Metformin stimulates AMP-activated protein kinase, reducing hepatic glucose production, decreasing intestinal glucose absorption and improving the peripheral insulin sensitivity.9,10 This drug, well-established and FDA-approved for T2DM in children older than 10years of age, has been used off labelin pediatric obesity.9 Some randomized trials were conducted in order to clarify metformin role in nondiabetic overweight/obese pediatric patients, and the majority of them suggest metformin beneficial in terms of weight loss and insulin resistance improvement; metformin has also been well-tolerated and safe, with no severe side effects or fatal events described so far.9,11‒13 Thus, metformin is seen as a promising agent to treat obese pediatric patients with impaired glucose tolerance, although its use remains controversial due to the lack of data, especially at long term basis as there are no trials conducted for more than 12months.11,12

The increasing incidence of obesity in the pediatric setting, has led to additional investigation on alternative pharmacological therapies to manage this condition.
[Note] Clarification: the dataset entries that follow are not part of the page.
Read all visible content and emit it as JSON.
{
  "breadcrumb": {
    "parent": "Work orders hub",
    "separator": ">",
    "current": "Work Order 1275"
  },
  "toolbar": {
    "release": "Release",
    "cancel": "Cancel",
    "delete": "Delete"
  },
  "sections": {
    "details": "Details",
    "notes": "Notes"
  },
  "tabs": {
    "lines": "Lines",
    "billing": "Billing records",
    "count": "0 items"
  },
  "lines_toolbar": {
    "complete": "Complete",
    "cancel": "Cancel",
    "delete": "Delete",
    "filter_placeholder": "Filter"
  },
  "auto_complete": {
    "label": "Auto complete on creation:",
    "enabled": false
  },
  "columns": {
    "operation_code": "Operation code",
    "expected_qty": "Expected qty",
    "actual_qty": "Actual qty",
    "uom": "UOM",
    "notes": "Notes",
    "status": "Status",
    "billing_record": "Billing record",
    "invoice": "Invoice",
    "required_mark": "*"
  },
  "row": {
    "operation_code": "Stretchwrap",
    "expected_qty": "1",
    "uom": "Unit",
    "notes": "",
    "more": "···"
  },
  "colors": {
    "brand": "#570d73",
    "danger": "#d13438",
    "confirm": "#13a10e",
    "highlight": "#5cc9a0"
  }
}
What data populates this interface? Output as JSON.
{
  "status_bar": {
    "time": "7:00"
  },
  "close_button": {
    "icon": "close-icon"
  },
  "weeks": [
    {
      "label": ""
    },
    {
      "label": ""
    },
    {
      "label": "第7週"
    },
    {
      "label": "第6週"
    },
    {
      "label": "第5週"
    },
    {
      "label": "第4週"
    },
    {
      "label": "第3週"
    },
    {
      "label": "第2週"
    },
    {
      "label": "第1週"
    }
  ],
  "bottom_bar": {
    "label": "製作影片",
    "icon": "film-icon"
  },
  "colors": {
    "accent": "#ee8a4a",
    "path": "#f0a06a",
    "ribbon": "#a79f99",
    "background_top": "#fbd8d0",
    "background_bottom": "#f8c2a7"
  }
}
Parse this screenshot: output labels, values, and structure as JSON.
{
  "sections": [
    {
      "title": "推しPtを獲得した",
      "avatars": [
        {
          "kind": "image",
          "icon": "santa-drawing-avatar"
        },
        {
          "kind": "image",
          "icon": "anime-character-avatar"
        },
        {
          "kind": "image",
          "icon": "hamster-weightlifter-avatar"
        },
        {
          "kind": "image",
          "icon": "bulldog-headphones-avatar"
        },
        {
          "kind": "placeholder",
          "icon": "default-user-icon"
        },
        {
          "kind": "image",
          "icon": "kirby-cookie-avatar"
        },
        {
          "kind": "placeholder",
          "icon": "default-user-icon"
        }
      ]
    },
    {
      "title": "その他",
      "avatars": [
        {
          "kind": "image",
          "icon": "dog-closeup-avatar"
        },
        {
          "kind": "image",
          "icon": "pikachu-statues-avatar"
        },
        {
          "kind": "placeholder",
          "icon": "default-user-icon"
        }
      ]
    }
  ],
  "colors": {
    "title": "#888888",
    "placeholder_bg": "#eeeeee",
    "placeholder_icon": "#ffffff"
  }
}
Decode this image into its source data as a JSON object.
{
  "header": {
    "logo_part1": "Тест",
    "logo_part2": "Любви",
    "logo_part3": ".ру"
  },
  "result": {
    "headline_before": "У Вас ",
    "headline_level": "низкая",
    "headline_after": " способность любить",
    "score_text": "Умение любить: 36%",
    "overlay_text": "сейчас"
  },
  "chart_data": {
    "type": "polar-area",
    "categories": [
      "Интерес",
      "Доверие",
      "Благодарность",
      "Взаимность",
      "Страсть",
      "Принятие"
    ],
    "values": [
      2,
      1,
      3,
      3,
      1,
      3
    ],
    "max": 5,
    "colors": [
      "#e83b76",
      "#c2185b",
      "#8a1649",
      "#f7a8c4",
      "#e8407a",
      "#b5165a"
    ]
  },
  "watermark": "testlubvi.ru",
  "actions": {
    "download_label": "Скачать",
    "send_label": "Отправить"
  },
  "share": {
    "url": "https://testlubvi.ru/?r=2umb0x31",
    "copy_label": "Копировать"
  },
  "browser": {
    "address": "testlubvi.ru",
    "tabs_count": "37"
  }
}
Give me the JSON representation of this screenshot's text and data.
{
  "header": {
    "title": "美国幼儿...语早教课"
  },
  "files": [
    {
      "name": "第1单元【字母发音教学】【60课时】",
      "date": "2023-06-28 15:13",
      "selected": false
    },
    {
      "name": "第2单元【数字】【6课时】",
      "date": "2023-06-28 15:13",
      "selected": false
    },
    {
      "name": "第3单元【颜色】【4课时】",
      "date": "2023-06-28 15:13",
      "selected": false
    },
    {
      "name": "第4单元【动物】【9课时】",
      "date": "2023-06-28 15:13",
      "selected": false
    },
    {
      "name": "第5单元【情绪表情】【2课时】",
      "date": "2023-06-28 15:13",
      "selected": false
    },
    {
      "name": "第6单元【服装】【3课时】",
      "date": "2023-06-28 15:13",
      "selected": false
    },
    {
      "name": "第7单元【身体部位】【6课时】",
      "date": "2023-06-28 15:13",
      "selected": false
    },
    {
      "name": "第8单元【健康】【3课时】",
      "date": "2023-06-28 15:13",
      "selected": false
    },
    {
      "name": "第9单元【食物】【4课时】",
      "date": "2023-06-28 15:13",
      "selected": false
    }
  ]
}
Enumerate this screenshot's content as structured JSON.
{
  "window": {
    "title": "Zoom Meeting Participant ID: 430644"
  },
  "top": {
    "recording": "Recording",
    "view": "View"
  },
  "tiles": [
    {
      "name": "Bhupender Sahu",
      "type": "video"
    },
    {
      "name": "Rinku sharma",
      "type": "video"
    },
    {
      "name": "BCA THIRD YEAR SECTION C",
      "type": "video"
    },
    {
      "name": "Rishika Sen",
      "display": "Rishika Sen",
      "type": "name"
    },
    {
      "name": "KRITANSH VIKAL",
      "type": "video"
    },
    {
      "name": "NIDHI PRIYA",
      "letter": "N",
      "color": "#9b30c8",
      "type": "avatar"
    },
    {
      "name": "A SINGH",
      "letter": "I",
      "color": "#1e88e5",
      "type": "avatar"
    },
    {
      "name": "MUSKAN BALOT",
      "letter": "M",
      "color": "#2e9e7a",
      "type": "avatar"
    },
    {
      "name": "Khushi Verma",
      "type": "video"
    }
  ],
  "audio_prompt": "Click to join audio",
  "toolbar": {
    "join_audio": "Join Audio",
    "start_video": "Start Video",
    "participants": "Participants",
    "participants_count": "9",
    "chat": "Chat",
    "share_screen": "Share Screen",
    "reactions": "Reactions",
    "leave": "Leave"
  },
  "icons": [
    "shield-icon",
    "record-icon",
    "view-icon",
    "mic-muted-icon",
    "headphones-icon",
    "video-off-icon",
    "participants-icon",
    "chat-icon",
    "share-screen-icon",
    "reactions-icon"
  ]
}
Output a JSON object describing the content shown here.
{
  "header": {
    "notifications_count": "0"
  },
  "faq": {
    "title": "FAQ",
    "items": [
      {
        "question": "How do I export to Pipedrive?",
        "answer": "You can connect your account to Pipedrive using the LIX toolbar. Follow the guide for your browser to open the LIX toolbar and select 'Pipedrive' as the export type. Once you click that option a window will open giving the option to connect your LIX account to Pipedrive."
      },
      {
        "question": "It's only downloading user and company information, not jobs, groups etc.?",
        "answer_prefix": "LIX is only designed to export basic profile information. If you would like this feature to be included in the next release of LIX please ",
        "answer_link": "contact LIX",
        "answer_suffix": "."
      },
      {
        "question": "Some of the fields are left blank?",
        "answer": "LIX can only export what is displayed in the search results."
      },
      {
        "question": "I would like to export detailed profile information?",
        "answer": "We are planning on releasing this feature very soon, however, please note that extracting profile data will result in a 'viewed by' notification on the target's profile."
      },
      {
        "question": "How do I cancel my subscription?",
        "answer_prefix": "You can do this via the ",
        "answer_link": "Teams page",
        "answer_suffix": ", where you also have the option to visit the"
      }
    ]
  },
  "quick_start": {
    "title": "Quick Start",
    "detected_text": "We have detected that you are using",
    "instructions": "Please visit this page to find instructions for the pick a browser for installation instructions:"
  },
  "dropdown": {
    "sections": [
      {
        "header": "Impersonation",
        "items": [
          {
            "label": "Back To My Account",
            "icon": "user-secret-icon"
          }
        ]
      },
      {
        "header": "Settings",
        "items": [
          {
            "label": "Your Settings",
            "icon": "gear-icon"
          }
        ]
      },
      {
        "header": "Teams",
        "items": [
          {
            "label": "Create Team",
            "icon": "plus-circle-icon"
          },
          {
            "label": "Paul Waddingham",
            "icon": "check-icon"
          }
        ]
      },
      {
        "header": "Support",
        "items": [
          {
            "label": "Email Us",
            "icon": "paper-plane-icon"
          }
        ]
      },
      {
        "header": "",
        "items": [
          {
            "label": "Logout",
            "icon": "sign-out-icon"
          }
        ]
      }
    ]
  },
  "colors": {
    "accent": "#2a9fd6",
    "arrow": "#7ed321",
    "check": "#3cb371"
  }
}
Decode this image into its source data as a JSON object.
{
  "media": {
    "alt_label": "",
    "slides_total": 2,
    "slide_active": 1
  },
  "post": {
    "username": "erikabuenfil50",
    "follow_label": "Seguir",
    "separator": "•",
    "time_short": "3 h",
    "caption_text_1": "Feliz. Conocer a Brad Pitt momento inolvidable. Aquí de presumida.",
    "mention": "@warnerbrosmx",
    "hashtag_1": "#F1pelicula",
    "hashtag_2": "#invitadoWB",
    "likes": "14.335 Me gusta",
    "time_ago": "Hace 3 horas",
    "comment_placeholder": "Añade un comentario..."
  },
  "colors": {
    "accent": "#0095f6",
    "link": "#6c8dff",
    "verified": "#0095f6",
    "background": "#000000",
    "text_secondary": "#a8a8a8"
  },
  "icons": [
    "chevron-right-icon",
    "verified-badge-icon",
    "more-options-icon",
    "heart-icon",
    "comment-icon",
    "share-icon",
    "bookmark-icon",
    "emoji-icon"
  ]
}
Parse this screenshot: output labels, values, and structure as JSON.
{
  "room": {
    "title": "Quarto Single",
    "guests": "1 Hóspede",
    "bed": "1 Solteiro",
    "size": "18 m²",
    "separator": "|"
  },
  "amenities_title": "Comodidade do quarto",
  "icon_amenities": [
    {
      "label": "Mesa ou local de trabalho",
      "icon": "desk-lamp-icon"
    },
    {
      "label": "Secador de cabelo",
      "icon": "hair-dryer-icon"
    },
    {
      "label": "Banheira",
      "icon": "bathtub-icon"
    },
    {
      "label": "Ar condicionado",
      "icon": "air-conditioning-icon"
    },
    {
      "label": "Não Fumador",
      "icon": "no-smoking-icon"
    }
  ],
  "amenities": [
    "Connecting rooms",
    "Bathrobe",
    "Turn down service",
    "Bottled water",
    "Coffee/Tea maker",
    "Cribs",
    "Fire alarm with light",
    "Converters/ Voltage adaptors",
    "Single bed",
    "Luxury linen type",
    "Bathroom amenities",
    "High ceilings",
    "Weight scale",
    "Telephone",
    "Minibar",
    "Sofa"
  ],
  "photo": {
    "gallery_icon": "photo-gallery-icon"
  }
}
In the past, sibutramine was approved from FDA to treat pediatric obesity due to its capacity to promote satiety and stimulate the energy expenditure.14 It was regarded as an effective drug and extensively used, demonstrating significant decreases of BMI up to 4kg/m2 and improvement of metabolic risk factors when compared to placebo groups.15 However, issues regarding cardiovascular safety led to sibutramine’s withdraw in 2010.16 Other experimental drugs have been studied in childhood obesity, such as octreotide, topiramate, growth hormone, leptin but conclusive data or significant trials are not available, therefore those cannot be recommended.5

Ultimately, selected cases of severe pediatric obesity may be considered for bariatric surgery. This approach, highly effective to treat adult obesity, has several potential complications in the pediatric setting. Bariatric surgery may be considered only if the children has BMI>50kg/m2 or BMI>40kg/m2 with comorbidities, if lifestyle modification with or without pharmacological intervention fails and if a pubertal Tanner 4/5 status and final/near-final adult height was already achieved.5,17

Summarizing, the increasing incidence of pediatric obesity and its cardiometabolic impact, the disappointing effectiveness of lifestyle intervention and the lack of pharmacological alternatives to treat this condition, justifies the efforts from medical community to find effective (new) drugs and to expand the knowledge on the available drugs to treat this entity. Thus, considering the high relevance of this topic, we hope to have contributors and original research data to expand the scientific knowledge on this matter.



Conflict of interest

Author declares that there is no conflict of interest.